Issues: Claims under § 1983 related to an allegedly unreasonable search and seizure; Whether the officers’ warrantless search of the home was unconstitutional; Preclusive effect of the state court judgment; Von Herbert v. City of St. Clair Shores (Unpub.); Whether the Hamburg officers violated the Fourth Amendment when they went onto the back deck of the home and entered the home without a search warrant; Curtilage; United States v. Dunn; Widgren v.

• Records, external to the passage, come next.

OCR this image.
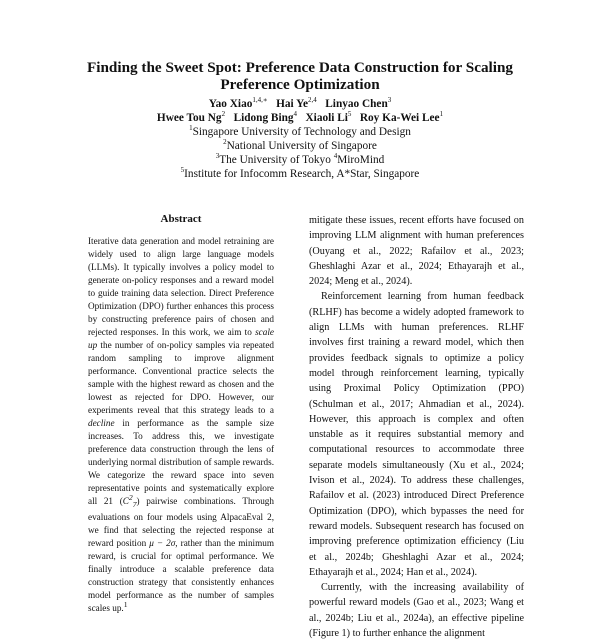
Finding the Sweet Spot: Preference Data Construction for Scaling Preference Optimization
Yao Xiao$^{1,4,∗}$ Hai Ye$^{2,4}$ Linyao Chen$^3$
Hwee Tou Ng$^2$ Lidong Bing$^4$ Xiaoli Li$^5$ Roy Ka-Wei Lee$^1$
$^1$Singapore University of Technology and Design
$^2$National University of Singapore
$^3$The University of Tokyo $^4$MiroMind
$^5$Institute for Infocomm Research, A*Star, Singapore
Abstract

Iterative data generation and model retraining are widely used to align large language models (LLMs). It typically involves a policy model to generate on-policy responses and a reward model to guide training data selection. Direct Preference Optimization (DPO) further enhances this process by constructing preference pairs of chosen and rejected responses. In this work, we aim to scale up the number of on-policy samples via repeated random sampling to improve alignment performance. Conventional practice selects the sample with the highest reward as chosen and the lowest as rejected for DPO. However, our experiments reveal that this strategy leads to a decline in performance as the sample size increases. To address this, we investigate preference data construction through the lens of underlying normal distribution of sample rewards. We categorize the reward space into seven representative points and systematically explore all 21 $(C^2_7)$ pairwise combinations. Through evaluations on four models using AlpacaEval 2, we find that selecting the rejected response at reward position μ − 2σ, rather than the minimum reward, is crucial for optimal performance. We finally introduce a scalable preference data construction strategy that consistently enhances model performance as the number of samples scales up.$^1$

mitigate these issues, recent efforts have focused on improving LLM alignment with human preferences (Ouyang et al., 2022; Rafailov et al., 2023; Gheshlaghi Azar et al., 2024; Ethayarajh et al., 2024; Meng et al., 2024).

Reinforcement learning from human feedback (RLHF) has become a widely adopted framework to align LLMs with human preferences. RLHF involves first training a reward model, which then provides feedback signals to optimize a policy model through reinforcement learning, typically using Proximal Policy Optimization (PPO) (Schulman et al., 2017; Ahmadian et al., 2024). However, this approach is complex and often unstable as it requires substantial memory and computational resources to accommodate three separate models simultaneously (Xu et al., 2024; Ivison et al., 2024). To address these challenges, Rafailov et al. (2023) introduced Direct Preference Optimization (DPO), which bypasses the need for reward models. Subsequent research has focused on improving preference optimization efficiency (Liu et al., 2024b; Gheshlaghi Azar et al., 2024; Ethayarajh et al., 2024; Han et al., 2024).

Currently, with the increasing availability of powerful reward models (Gao et al., 2023; Wang et al., 2024b; Liu et al., 2024a), an effective pipeline (Figure 1) to further enhance the alignment
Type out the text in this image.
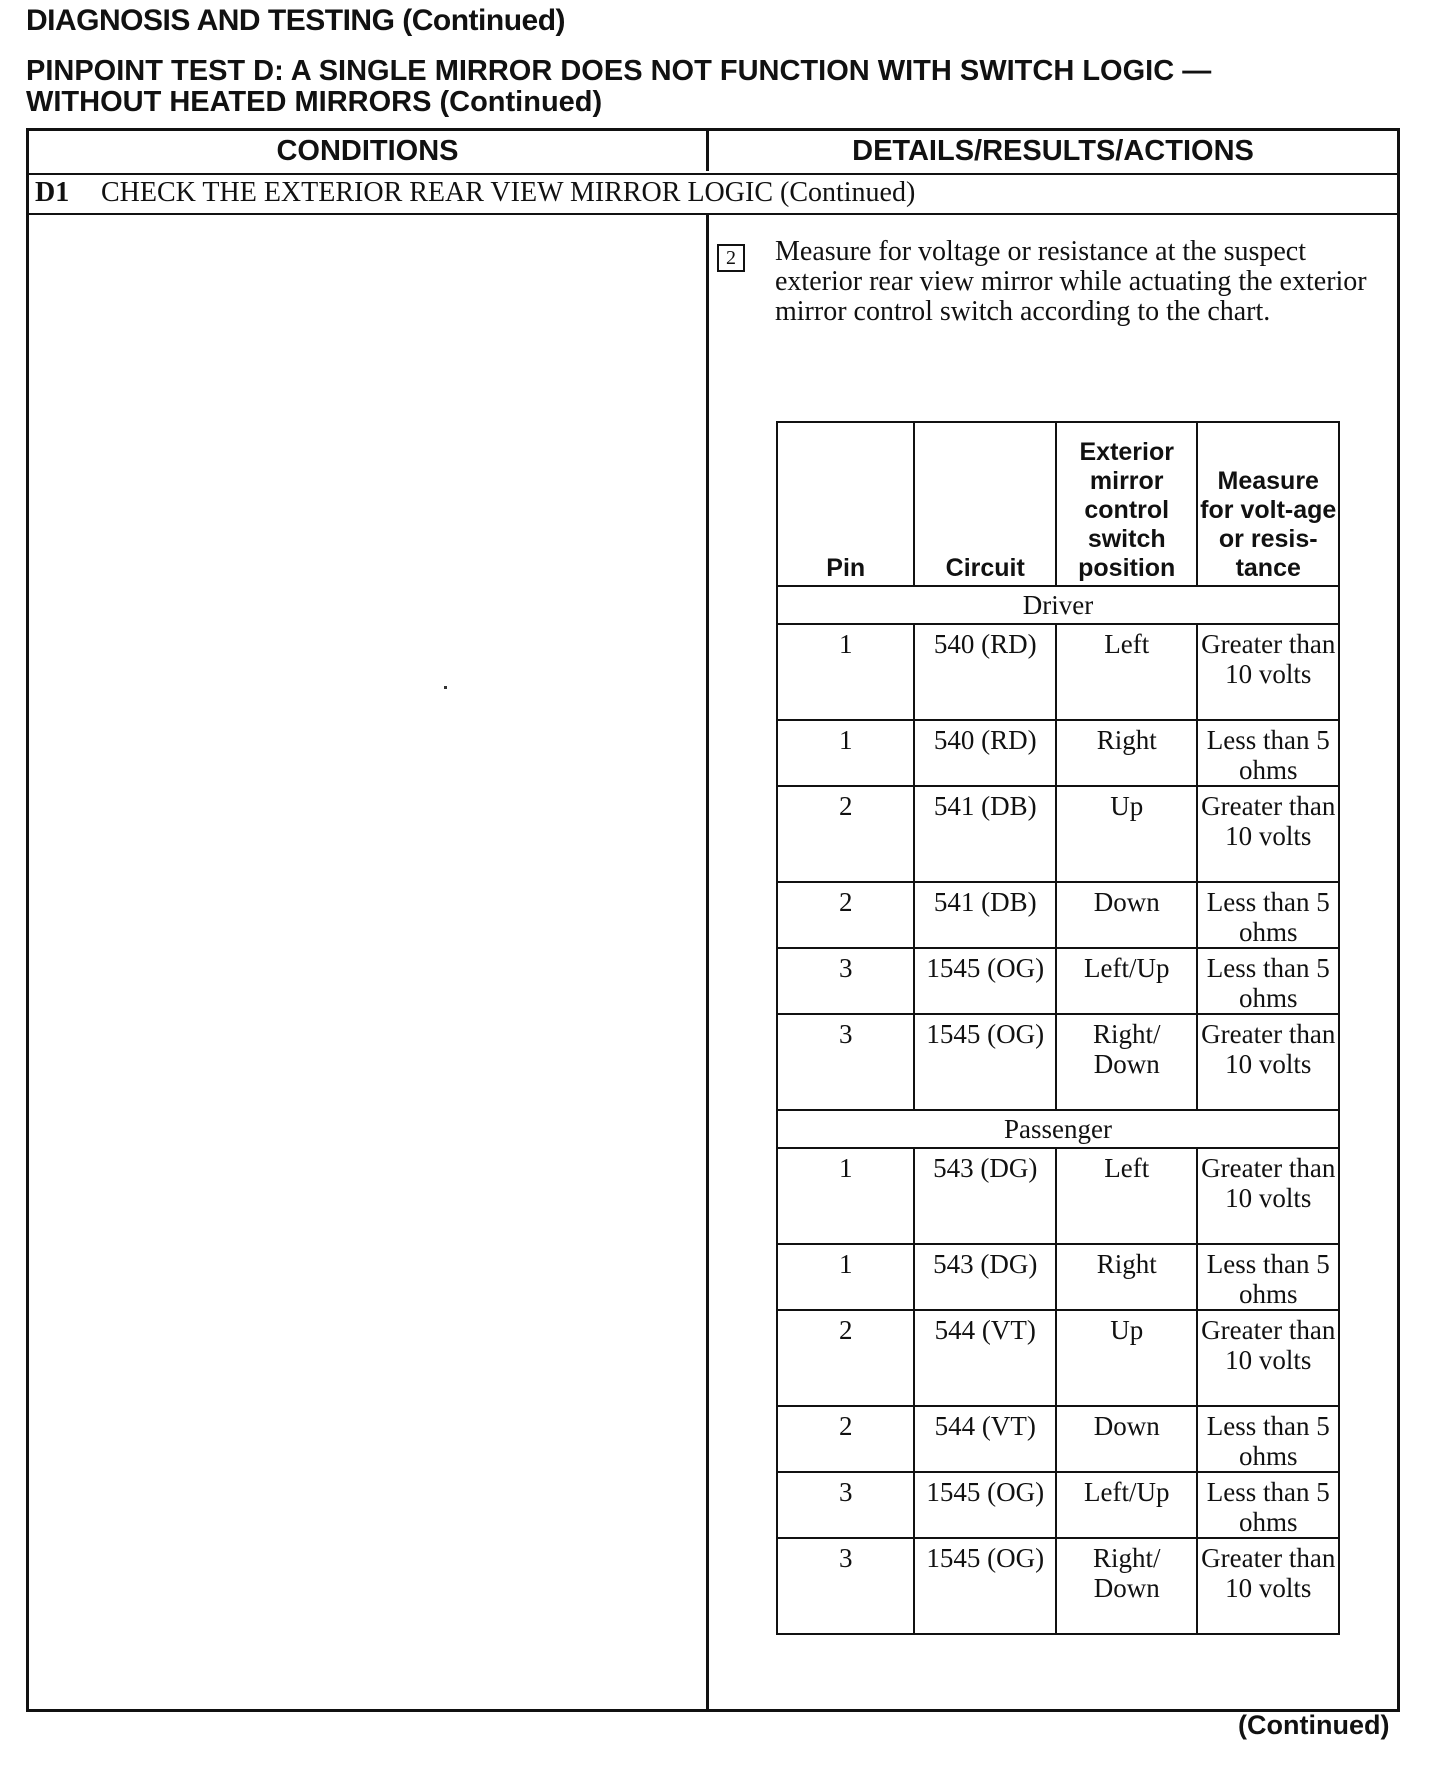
DIAGNOSIS AND TESTING (Continued)
PINPOINT TEST D: A SINGLE MIRROR DOES NOT FUNCTION WITH SWITCH LOGIC — WITHOUT HEATED MIRRORS (Continued)
CONDITIONS	DETAILS/RESULTS/ACTIONS
D1	CHECK THE EXTERIOR REAR VIEW MIRROR LOGIC (Continued)
2	Measure for voltage or resistance at the suspect exterior rear view mirror while actuating the exterior mirror control switch according to the chart.
Pin	Circuit	Exterior mirror control switch position	Measure for volt-age or resis-tance
Driver			
1	540 (RD)	Left	Greater than 10 volts
1	540 (RD)	Right	Less than 5 ohms
2	541 (DB)	Up	Greater than 10 volts
2	541 (DB)	Down	Less than 5 ohms
3	1545 (OG)	Left/Up	Less than 5 ohms
3	1545 (OG)	Right/ Down	Greater than 10 volts
Passenger			
1	543 (DG)	Left	Greater than 10 volts
1	543 (DG)	Right	Less than 5 ohms
2	544 (VT)	Up	Greater than 10 volts
2	544 (VT)	Down	Less than 5 ohms
3	1545 (OG)	Left/Up	Less than 5 ohms
3	1545 (OG)	Right/ Down	Greater than 10 volts
(Continued)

Maple Grove Twp.; Whether the officers violated the Fourth Amendment when they went onto the deck in order to knock and talk at the back door; Whether the officers observed a medical emergency; Exigent circumstances exception to the warrant requirement; Whether the Pickney officers violated the Fourth Amendment when they entered the home without a search warrant; United States v. Hensley

Court: U.S. Court of Appeals Sixth Circuit

Case Name: Hardesty v. Hamburg Twp.

e-Journal Number: 33042

Judge(s): McKeague and Norris; Dissent – Martin

 

Deciding an issue of first impression related to whether the knock and talk investigative technique may be extended beyond the front door to an inquiry at the back door, the court adopted an approach taken by other circuits and held the officers’ decision to proceed around the house to seek a back door was within the scope of the knock and talk investigative technique already recognized by the circuit. Police officers are permitted to enter private property and approach the front door in order to ask questions or ask for consent to search the premises. But knocking at the front door will not always result in the officers being able to initiate the permitted conversation (where nobody is home or someone may be home but not hear the knocking). When the circumstances indicate someone is home and knocking at the front door proves insufficient to initiate a conversation with the person sought, officers should not be categorically prevented from carrying out their investigative function. The court held when knocking at the front door is unsuccessful in spite of indications someone is in or around the house, an officer may take reasonable steps to speak with the person being sought out even where such steps require an intrusion into the curtilage. Since someone was present in the home in this case, knocking on the front door was unsuccessful, proceeding around the house and onto the back deck was a reasonable step, and that step was directed towards initiating a conversation with the person or persons in the house. Therefore, the Hamburg officers’ entry into the curtilage in order to effectuate the knock and talk investigative technique did not violate plaintiffs’ Fourth Amendment rights. Plaintiffs did not establish a constitutional violation, and all defendants were entitled to a judgment in their favor. Affirmed.